I understand distance - I am 3,000 miles from family and close friends. As you know I miss my mother terribly - she will have died 3 years ago in Feb. I miss my sister and her family in GA and my closest friends who have been in my life for decades and with whom so many holidays were shared. (We relocated 8.5 years ago.) My sister is phobic about flying so will not venture anywhere she cannot drive. Most years we go to GA during some part of the season, but occasionally something prevents that. Now I focus on making new memories, having new adventures. I recently checked out a resort about 2 hours away which will be a great getaway for 2-3 days at times when we might not want to make a long roadtrip or fly.

Hugssss.

Anonymous said...

Ernestine,

How do I say what I want to say?

These words of yours -- the loss of loved ones and large family gatherings -- oh, I know them too well. My family was once busting-at the-seams large -- and now what's left of that older generation is just a remnant of what once was.

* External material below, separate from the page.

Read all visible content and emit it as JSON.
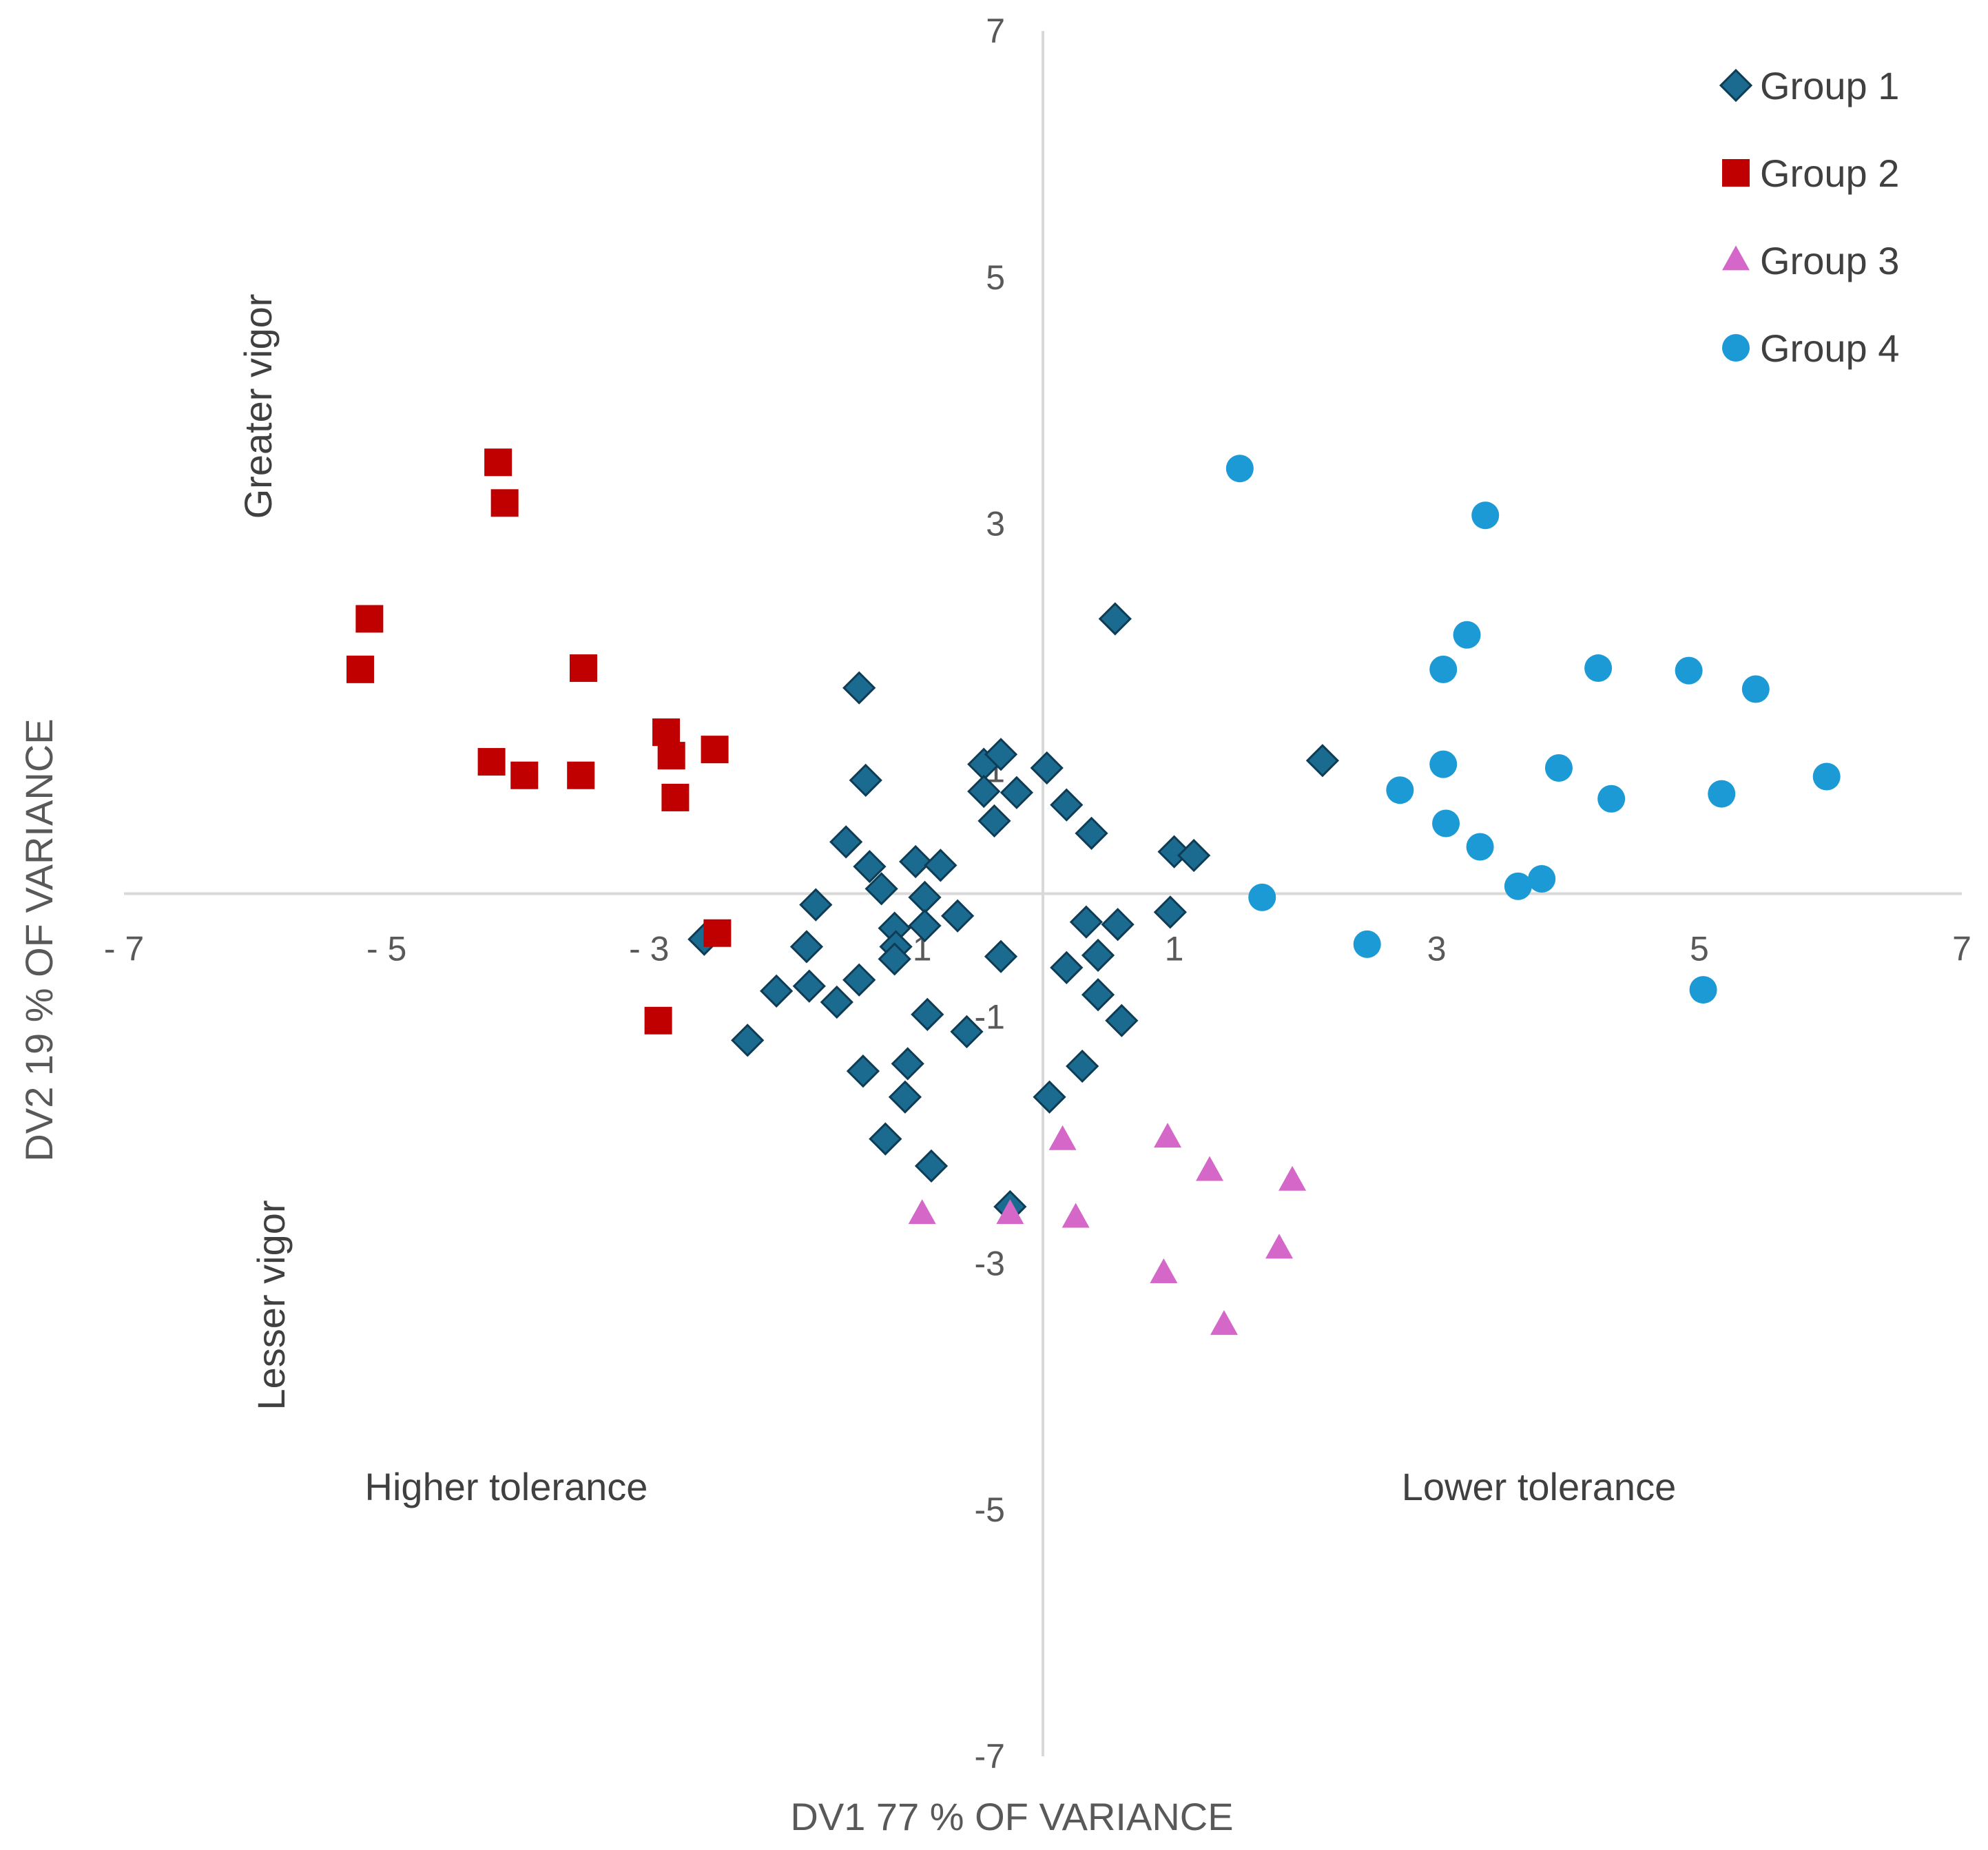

So much has changed since I came home five years ago. Not only with family but in the ways we stay connected. If we were shouting neighbors, I can think of little better than dropping by your place for a cup of daily tea and fresh baked goods (if sitting on the counter) and fine conversation. You know, 'the what are you reading now' sort of questions -- the sharing of recipes -- current thoughts and hopes and questions about life.

But then,I do drop by most everyday -- with the computer in my lap and my coffee cup beside me, I'm checking in on you right now. Some days get missed and I catch up on your life by reading two posts.

Blogs (and Facebook, for some) are good ways to stay connected, but not as sweet as those personal visit of old. I wonder if my Granny felt the same about the telephone? The technology that affords easier connections becomes bittersweet, doesn't it? Or maybe like Nutra-Sweet instead of sugar?

Janell

Anonymous said...

I relate to so much of what you are saying. I, too, feel torn between being alone and being with my small family. There are disappointments and fallen expectations. My parents will likely be gone within the year. So, it will be interesting to see what I create for myself. One daughter lives on the West coast. The other lives nearby. And, while we have contact, do family dinners, I still find there is something missing. I have decided I must fill in that gap.

Give yourself huge hugs and know that you are not alone in your struggles.

One Woman's Journey - a journal being written from Woodhaven - her cottage in the woods. said...

Ellen, so sorry about your mom and dad, my mother passed away 12 years ago. Everyone else before that. You are fine and so pleased we met...

Unknown said...

Again your thoughts are my thoughts.

Where once there were large family gatherings, no more - they are all gone. same goes for friends, especially lately.

I've been going to funerals and condolence calls and visits to the sick, I've lost track now for how many in recent weeks.

Tomorrow another funeral.

That's the way life is, changes and losses but to many one after another.

As we age that's the way it is. As Betty Davis said, "old age is not for sissies."

One Woman's Journey - a journal being written from Woodhaven - her cottage in the woods. said...

Millie, it is always meaningful to me when you comment. When I started sharing a few years ago you were one of the first that I read.
Enjoy that time in Florida...

Anonymous said...

I am sorry your were so blue on my birthday. Wish you had thought of me and smiled! Love Beth

lil red hen said...

This truly touched me, for I have the same emotions: we're older now, the children have their own families, the grandchildren no longer come, but it's o.k. Thank you for this post!